FDP-Vize Wolfgang Kubicki zeigt sich enttäuscht von den schwarz-roten Koalitionsergebnissen. Merz habe viel versprochen, aber kaum geliefert. Die Hoffnung auf einen wirtschaftlichen Aufbruch sei dahin, das Wirtschaftsministerium nur noch dem Namen nach zuständig.

Wolfgang Kubicki
„Bei Detailfragen wird deutlich, dass die Welten zwischen Union und SPD nach wie vor meilenweit auseinanderliegen“, kritisiert Wolfgang Kubicki.

Zwischen Versprechen und Realität klafft bei Kanzlerkandidat Merz eine große Lücke. FDP-Vizevorsitzender Wolfgang Kubicki zeigt sich im Gespräch mit Welt TV enttäuscht: „Sie werden mir nachsehen, dass ich das, was hier gebracht worden ist, nicht lobe.“ Es habe eine ganze Menge Ankündigungen gegeben – „das Problem ist nur, diese Ankündigungen in die Wirklichkeit umzusetzen“. 

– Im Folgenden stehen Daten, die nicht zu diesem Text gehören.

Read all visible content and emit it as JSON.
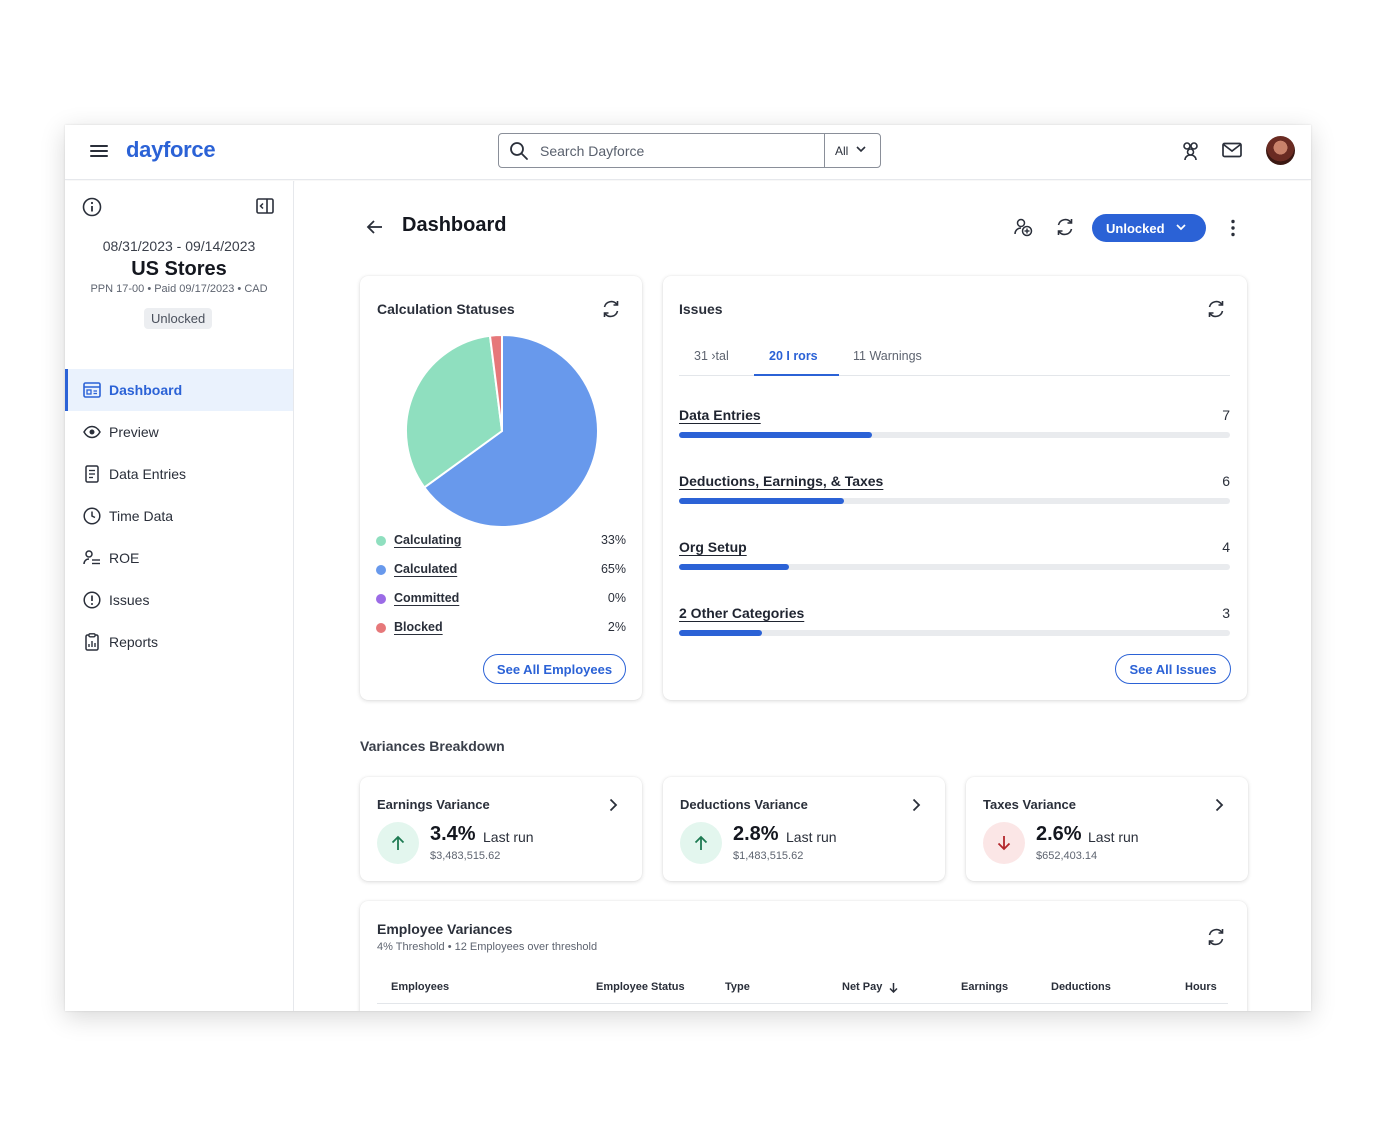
{
  "app": {
    "logo": "dayforce"
  },
  "search": {
    "placeholder": "Search Dayforce",
    "scope": "All"
  },
  "sidebar": {
    "dates": "08/31/2023 - 09/14/2023",
    "title": "US Stores",
    "meta": "PPN 17-00 • Paid 09/17/2023 • CAD",
    "status": "Unlocked",
    "items": [
      {
        "label": "Dashboard",
        "icon": "dashboard-icon",
        "active": true
      },
      {
        "label": "Preview",
        "icon": "eye-icon"
      },
      {
        "label": "Data Entries",
        "icon": "document-icon"
      },
      {
        "label": "Time Data",
        "icon": "clock-icon"
      },
      {
        "label": "ROE",
        "icon": "person-list-icon"
      },
      {
        "label": "Issues",
        "icon": "alert-circle-icon"
      },
      {
        "label": "Reports",
        "icon": "report-icon"
      }
    ]
  },
  "header": {
    "title": "Dashboard",
    "status_button": "Unlocked"
  },
  "calc_statuses": {
    "title": "Calculation Statuses",
    "button": "See All Employees",
    "legend": [
      {
        "label": "Calculating",
        "value": "33%",
        "color": "#8fdfbf"
      },
      {
        "label": "Calculated",
        "value": "65%",
        "color": "#6899ec"
      },
      {
        "label": "Committed",
        "value": "0%",
        "color": "#9b6be6"
      },
      {
        "label": "Blocked",
        "value": "2%",
        "color": "#e6787a"
      }
    ]
  },
  "chart_data": {
    "type": "pie",
    "categories": [
      "Calculating",
      "Calculated",
      "Committed",
      "Blocked"
    ],
    "values": [
      33,
      65,
      0,
      2
    ],
    "colors": [
      "#8fdfbf",
      "#6899ec",
      "#9b6be6",
      "#e6787a"
    ]
  },
  "issues": {
    "title": "Issues",
    "tabs": [
      "31 ›tal",
      "20 I rors",
      "11 Warnings"
    ],
    "rows": [
      {
        "name": "Data Entries",
        "count": "7",
        "fraction": 0.35
      },
      {
        "name": "Deductions, Earnings, & Taxes",
        "count": "6",
        "fraction": 0.3
      },
      {
        "name": "Org Setup",
        "count": "4",
        "fraction": 0.2
      },
      {
        "name": "2 Other Categories",
        "count": "3",
        "fraction": 0.15
      }
    ],
    "button": "See All Issues"
  },
  "variances": {
    "section_title": "Variances Breakdown",
    "cards": [
      {
        "title": "Earnings Variance",
        "pct": "3.4%",
        "label": "Last run",
        "amount": "$3,483,515.62",
        "direction": "up"
      },
      {
        "title": "Deductions Variance",
        "pct": "2.8%",
        "label": "Last run",
        "amount": "$1,483,515.62",
        "direction": "up"
      },
      {
        "title": "Taxes Variance",
        "pct": "2.6%",
        "label": "Last run",
        "amount": "$652,403.14",
        "direction": "down"
      }
    ]
  },
  "employee_variances": {
    "title": "Employee Variances",
    "subtitle": "4% Threshold • 12 Employees over threshold",
    "columns": [
      "Employees",
      "Employee Status",
      "Type",
      "Net Pay",
      "Earnings",
      "Deductions",
      "Hours"
    ]
  }
}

Kubicki betont, ihn bedrücke in diesem Zusammenhang besonders, dass insgesamt rund siebzig Prozent aller Ausgaben des Haushalts von Ministerien verwaltet werden, die der SPD zugesprochen sind. Denn alles, was Merz „lauthals und großspurig“ verspreche, werde „nicht umgesetzt werden, wenn dafür kein Geld zur Verfügung gestellt wird“. Viele der Versprechen hätten sich schon jetzt in Luft aufgelöst. Zum Beispiel das einer Wirtschaftswende.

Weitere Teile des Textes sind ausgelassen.